Sin City Seeing A Bottom?

Welcome to Las Vegas Sign
AP
Welcome to Las Vegas Sign

I'm in Las Vegas today, where I will be reporting live tomorrow at one of the largest retail conventions of the year, the MAGIC Marketplace.

I'm here because the numbers in Vegas still look bad, yet people are feeling more upbeat.

By any metric you look at visitors, occupancy, gaming, room rates, the declines continue. The average room rate is now $84.50, a 26 percent drop from a year ago.

One reader stayed at the Excalibur last week for $31 a night. "High-end shops and gaming tables ($25+) were waaaay slower," he wrote me. "Low-end deals ruled such as all-day buffet wristbands."

In what may be the best bargain yet, the Wynn is offering private jet travelfrom Burbank to Vegas aboard a chartered jet (no security lines, no disrobing before the TSA) and three nights at the Wynn, plus other extras, for $569. Did I mention the private jet?

The result of all these price cuts? There are people in Las Vegas. "Things seem to be getting better," the cabbie told me on the way over to Treasure Island, where I will be interviewing billionaire owner Phil Ruffin, who bought the casino/hotel from MGM Mirage this year for $775 million. The man who sold land on the Strip for $1.24 billion at the top of the market a few years ago may have bought Treasure Island at the bottom of the market.

CNBC.com Slideshow: Is Vegas Still a Popular Relocation Spot?

Later I'll interview MGM Mirage CEO Jim Murren on the status of the massive $8.4 billion CityCenter development, and whether MGM is out of the woods financially.

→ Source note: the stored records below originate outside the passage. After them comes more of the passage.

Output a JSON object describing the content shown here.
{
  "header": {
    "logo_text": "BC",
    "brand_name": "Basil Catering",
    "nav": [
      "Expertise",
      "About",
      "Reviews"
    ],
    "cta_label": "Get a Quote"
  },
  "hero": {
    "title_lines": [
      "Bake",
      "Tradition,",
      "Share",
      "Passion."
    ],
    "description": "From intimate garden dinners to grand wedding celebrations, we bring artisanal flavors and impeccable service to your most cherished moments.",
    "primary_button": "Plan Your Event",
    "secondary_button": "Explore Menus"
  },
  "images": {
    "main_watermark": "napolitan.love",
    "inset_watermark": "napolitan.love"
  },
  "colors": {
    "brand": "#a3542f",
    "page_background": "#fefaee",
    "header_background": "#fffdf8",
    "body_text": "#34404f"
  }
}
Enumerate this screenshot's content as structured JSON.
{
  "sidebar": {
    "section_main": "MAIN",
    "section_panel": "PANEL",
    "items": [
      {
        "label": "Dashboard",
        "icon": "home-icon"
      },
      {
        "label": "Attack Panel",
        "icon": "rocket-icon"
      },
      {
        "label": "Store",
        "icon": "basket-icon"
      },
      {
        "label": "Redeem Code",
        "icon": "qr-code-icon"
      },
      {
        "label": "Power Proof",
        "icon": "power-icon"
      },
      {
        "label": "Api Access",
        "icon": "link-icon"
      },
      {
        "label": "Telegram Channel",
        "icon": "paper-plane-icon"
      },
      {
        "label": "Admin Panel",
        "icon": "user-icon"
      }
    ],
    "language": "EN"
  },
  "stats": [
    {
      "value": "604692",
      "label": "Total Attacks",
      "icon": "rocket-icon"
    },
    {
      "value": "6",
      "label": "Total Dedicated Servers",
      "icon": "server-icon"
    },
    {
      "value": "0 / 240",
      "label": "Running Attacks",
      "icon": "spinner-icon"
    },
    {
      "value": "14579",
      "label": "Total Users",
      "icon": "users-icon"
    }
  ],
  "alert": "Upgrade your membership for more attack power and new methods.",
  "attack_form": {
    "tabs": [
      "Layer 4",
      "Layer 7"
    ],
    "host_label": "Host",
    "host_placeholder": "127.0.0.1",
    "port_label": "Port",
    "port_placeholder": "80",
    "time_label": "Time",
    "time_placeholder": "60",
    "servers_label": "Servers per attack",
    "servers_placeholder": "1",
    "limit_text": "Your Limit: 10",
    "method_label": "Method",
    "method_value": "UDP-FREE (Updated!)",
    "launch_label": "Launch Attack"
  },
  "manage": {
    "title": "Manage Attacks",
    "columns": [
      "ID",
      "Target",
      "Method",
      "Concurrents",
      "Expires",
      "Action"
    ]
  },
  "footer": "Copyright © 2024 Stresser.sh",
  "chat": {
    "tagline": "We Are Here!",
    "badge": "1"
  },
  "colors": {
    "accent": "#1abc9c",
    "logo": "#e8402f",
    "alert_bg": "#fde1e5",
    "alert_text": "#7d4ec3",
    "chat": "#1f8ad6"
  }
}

All this and more throughout the day tomorrow on CNBC, but I can't help but wonder how Vegas will reinvent itself this time. It went from military fun town to gangster playground to the land of Elvis and Liberace to family friendly to very sexy to...? Bargain destination? Branson with a twist? Is that what it will take to keep Vegas from perishing? Perish the thought!